The introduction of both fighters left the viewer knowing that the crowd was going to be behind Thurman. Kenny Bayless was the third man in the ring and was given a strong review by Smoger for his refereeing throughout the bout. Albert continued to note how Thurman was very inexperienced when it came to fighting left handed fighters.

Thurman got out to a quick start winning the opening two rounds. The early rounds featured fast paced action where both fighters landed powerful punches. In the second round, Leonard noted how it appeared Thurman had hurt Guerrero with one of his powerful right hands. In the third round, Thurman and Guerrero’s head collided accidentally and left Thurman with a large welt on his forehead.

Throughout the bout, Thurman displayed both the speed, strength and defense that has made him such a highly touted prospect. The head movement of Thurman made him a difficult target to land punches on throughout the first half of the fight.

As the fight entered the seventh round the action had noticeably slowed from the earlier rounds. However, in the ninth round with his welt noticeably increased in size, Thurman was able to send Guerrero to the canvas. As the cameras began to zoom in and focus on the face of Guerrero as Bayless gave him the ten count, blood was streaming down from his eye. Guerrero beat the count before being saved by the bell before Thurman had a chance to finish the fight.

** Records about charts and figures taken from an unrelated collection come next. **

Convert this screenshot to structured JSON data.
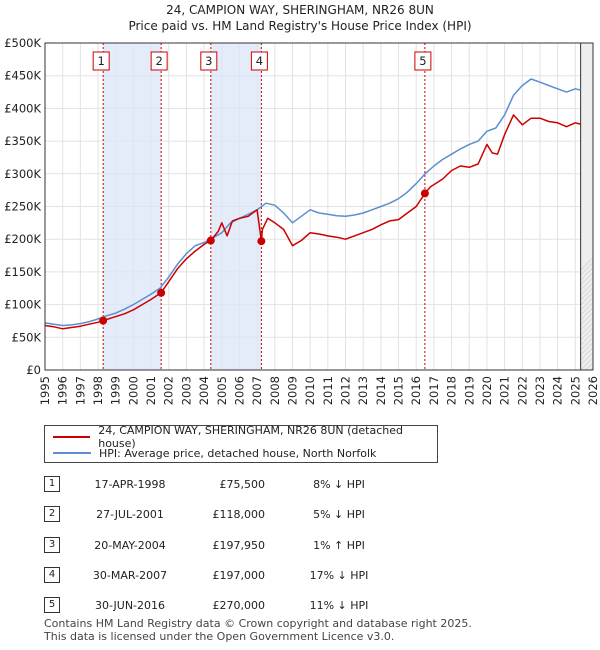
{
  "chart_data": {
    "type": "line",
    "title": "24, CAMPION WAY, SHERINGHAM, NR26 8UN",
    "subtitle": "Price paid vs. HM Land Registry's House Price Index (HPI)",
    "xlim": [
      1995,
      2026
    ],
    "ylim": [
      0,
      500000
    ],
    "y_ticks": [
      0,
      50000,
      100000,
      150000,
      200000,
      250000,
      300000,
      350000,
      400000,
      450000,
      500000
    ],
    "y_tick_labels": [
      "£0",
      "£50K",
      "£100K",
      "£150K",
      "£200K",
      "£250K",
      "£300K",
      "£350K",
      "£400K",
      "£450K",
      "£500K"
    ],
    "x_ticks": [
      1995,
      1996,
      1997,
      1998,
      1999,
      2000,
      2001,
      2002,
      2003,
      2004,
      2005,
      2006,
      2007,
      2008,
      2009,
      2010,
      2011,
      2012,
      2013,
      2014,
      2015,
      2016,
      2017,
      2018,
      2019,
      2020,
      2021,
      2022,
      2023,
      2024,
      2025,
      2026
    ],
    "x_tick_labels": [
      "1995",
      "1996",
      "1997",
      "1998",
      "1999",
      "2000",
      "2001",
      "2002",
      "2003",
      "2004",
      "2005",
      "2006",
      "2007",
      "2008",
      "2009",
      "2010",
      "2011",
      "2012",
      "2013",
      "2014",
      "2015",
      "2016",
      "2017",
      "2018",
      "2019",
      "2020",
      "2021",
      "2022",
      "2023",
      "2024",
      "2025",
      "2026"
    ],
    "series": [
      {
        "name": "24, CAMPION WAY, SHERINGHAM, NR26 8UN (detached house)",
        "color": "#cc0000",
        "x": [
          1995.0,
          1995.5,
          1996.0,
          1996.5,
          1997.0,
          1997.5,
          1998.0,
          1998.29,
          1998.8,
          1999.5,
          2000.0,
          2000.5,
          2001.0,
          2001.57,
          2002.0,
          2002.5,
          2003.0,
          2003.5,
          2004.0,
          2004.38,
          2004.8,
          2005.0,
          2005.3,
          2005.6,
          2006.0,
          2006.5,
          2007.0,
          2007.24,
          2007.3,
          2007.6,
          2008.0,
          2008.5,
          2009.0,
          2009.5,
          2010.0,
          2010.5,
          2011.0,
          2011.5,
          2012.0,
          2012.5,
          2013.0,
          2013.5,
          2014.0,
          2014.5,
          2015.0,
          2015.5,
          2016.0,
          2016.49,
          2016.8,
          2017.5,
          2018.0,
          2018.5,
          2019.0,
          2019.5,
          2020.0,
          2020.3,
          2020.6,
          2021.0,
          2021.5,
          2022.0,
          2022.5,
          2023.0,
          2023.5,
          2024.0,
          2024.5,
          2025.0,
          2025.3
        ],
        "values": [
          68000,
          66000,
          63000,
          65000,
          67000,
          70000,
          73000,
          75500,
          80000,
          86000,
          92000,
          100000,
          108000,
          118000,
          135000,
          155000,
          170000,
          182000,
          192000,
          197950,
          212000,
          225000,
          205000,
          228000,
          232000,
          235000,
          245000,
          197000,
          215000,
          232000,
          225000,
          215000,
          190000,
          198000,
          210000,
          208000,
          205000,
          203000,
          200000,
          205000,
          210000,
          215000,
          222000,
          228000,
          230000,
          240000,
          250000,
          270000,
          280000,
          292000,
          305000,
          312000,
          310000,
          315000,
          345000,
          332000,
          330000,
          360000,
          390000,
          375000,
          385000,
          385000,
          380000,
          378000,
          372000,
          378000,
          376000
        ]
      },
      {
        "name": "HPI: Average price, detached house, North Norfolk",
        "color": "#5b8fd0",
        "x": [
          1995.0,
          1995.5,
          1996.0,
          1996.5,
          1997.0,
          1997.5,
          1998.0,
          1998.5,
          1999.0,
          1999.5,
          2000.0,
          2000.5,
          2001.0,
          2001.5,
          2002.0,
          2002.5,
          2003.0,
          2003.5,
          2004.0,
          2004.5,
          2005.0,
          2005.5,
          2006.0,
          2006.5,
          2007.0,
          2007.5,
          2008.0,
          2008.5,
          2009.0,
          2009.5,
          2010.0,
          2010.5,
          2011.0,
          2011.5,
          2012.0,
          2012.5,
          2013.0,
          2013.5,
          2014.0,
          2014.5,
          2015.0,
          2015.5,
          2016.0,
          2016.5,
          2017.0,
          2017.5,
          2018.0,
          2018.5,
          2019.0,
          2019.5,
          2020.0,
          2020.5,
          2021.0,
          2021.5,
          2022.0,
          2022.5,
          2023.0,
          2023.5,
          2024.0,
          2024.5,
          2025.0,
          2025.3
        ],
        "values": [
          72000,
          70000,
          68000,
          69000,
          71000,
          74000,
          78000,
          83000,
          87000,
          93000,
          100000,
          108000,
          116000,
          125000,
          142000,
          162000,
          178000,
          190000,
          195000,
          202000,
          210000,
          225000,
          232000,
          238000,
          245000,
          255000,
          252000,
          240000,
          225000,
          235000,
          245000,
          240000,
          238000,
          236000,
          235000,
          237000,
          240000,
          245000,
          250000,
          255000,
          262000,
          272000,
          285000,
          300000,
          312000,
          322000,
          330000,
          338000,
          345000,
          350000,
          365000,
          370000,
          390000,
          420000,
          435000,
          445000,
          440000,
          435000,
          430000,
          425000,
          430000,
          428000
        ]
      }
    ],
    "sales": [
      {
        "label": "1",
        "x": 1998.29,
        "value": 75500
      },
      {
        "label": "2",
        "x": 2001.57,
        "value": 118000
      },
      {
        "label": "3",
        "x": 2004.38,
        "value": 197950
      },
      {
        "label": "4",
        "x": 2007.24,
        "value": 197000
      },
      {
        "label": "5",
        "x": 2016.49,
        "value": 270000
      }
    ],
    "shaded_spans": [
      [
        1998.29,
        2001.57
      ],
      [
        2004.38,
        2007.24
      ]
    ],
    "forecast_start": 2025.3
  },
  "legend": {
    "property_label": "24, CAMPION WAY, SHERINGHAM, NR26 8UN (detached house)",
    "hpi_label": "HPI: Average price, detached house, North Norfolk",
    "property_color": "#cc0000",
    "hpi_color": "#5b8fd0"
  },
  "transactions": [
    {
      "num": "1",
      "date": "17-APR-1998",
      "price": "£75,500",
      "hpi": "8% ↓ HPI"
    },
    {
      "num": "2",
      "date": "27-JUL-2001",
      "price": "£118,000",
      "hpi": "5% ↓ HPI"
    },
    {
      "num": "3",
      "date": "20-MAY-2004",
      "price": "£197,950",
      "hpi": "1% ↑ HPI"
    },
    {
      "num": "4",
      "date": "30-MAR-2007",
      "price": "£197,000",
      "hpi": "17% ↓ HPI"
    },
    {
      "num": "5",
      "date": "30-JUN-2016",
      "price": "£270,000",
      "hpi": "11% ↓ HPI"
    }
  ],
  "footer": {
    "line1": "Contains HM Land Registry data © Crown copyright and database right 2025.",
    "line2": "This data is licensed under the Open Government Licence v3.0."
  }
}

The knockdown seemed to energize Guerrero who seemed out of the fight following the knockout. Despite taking a powerful combination from Thurman, Guerrero was able to respond back with his own power punches. As Guerrero continued to fight and refused to back down the crowd turned it allegiances and loudly backed Guerrero.

However, it was all too late for Guerrero. Guerrero kept coming in the eleventh and twelfth rounds. As he was too far behind to win the fight by decision. Guerrero did stun Thurman in the final round but could not score the knockout he needed to win the fight.

As the bell rang to conclude the action on NBC, the judgers presented their scorecards. Thurman won unanimously by the scores of 120-107, 118-109 and 118-108. The victory cemented Thurman as a top contender within the 147lb division.

Some quick notes. I scored the first fight 119-109 in favour of Broner. With the victory, Broner would appear to be in line for the winner of one of two fights. Broner could challenge either winner in the April 11th PBC main event featuring Danny Garcia and Lamont Peterson. Or Broner could challenge the winner of Ruslan Provodnikov and Lucas Matthysse.

In the second fight I was generous and gave the last two rounds to Guerrero. I had Thurman winning 116-111. For Guerrero getting a next big fight will be an interesting proposition. Guerrero is positioned as an entertaining fighter but not an elite caliber fighter. A matchup with former Mayweather opponent Marcos Maidana could provide boxing fans with the most entertaining matchup.

For Thurman, his next opponent will likely be a fighter considered to be in the top five rating of The Ring Magazine’s welterweight division. A matchup with another young up and coming such as Kell Brook or Shawn Porter would be an excellent matchup. However both fighters are currently signed for upcoming fights. Two fighters who are not signed for a fight that would be interested in a fight with Thurman include Juan Manuel Marquez and Amir Khan. With Thurman receiving mainstream exposure, a Marquez matchup could headline a pay-per view and generate 300-400 thousand buys. But with pay-per view considered a business on the decline, Thurman may angle for another PBC fight with Amir Khan to build his profile before angling for a bigger pay-per view fight and payday.

The night can be considered successful by NBC as the network won the night generating a 2.53 rating and 3.13 million viewers. The results are interesting as they outdrew the last UFC on Fox card featuring Alexander Gustafsson and Anthony Johnson.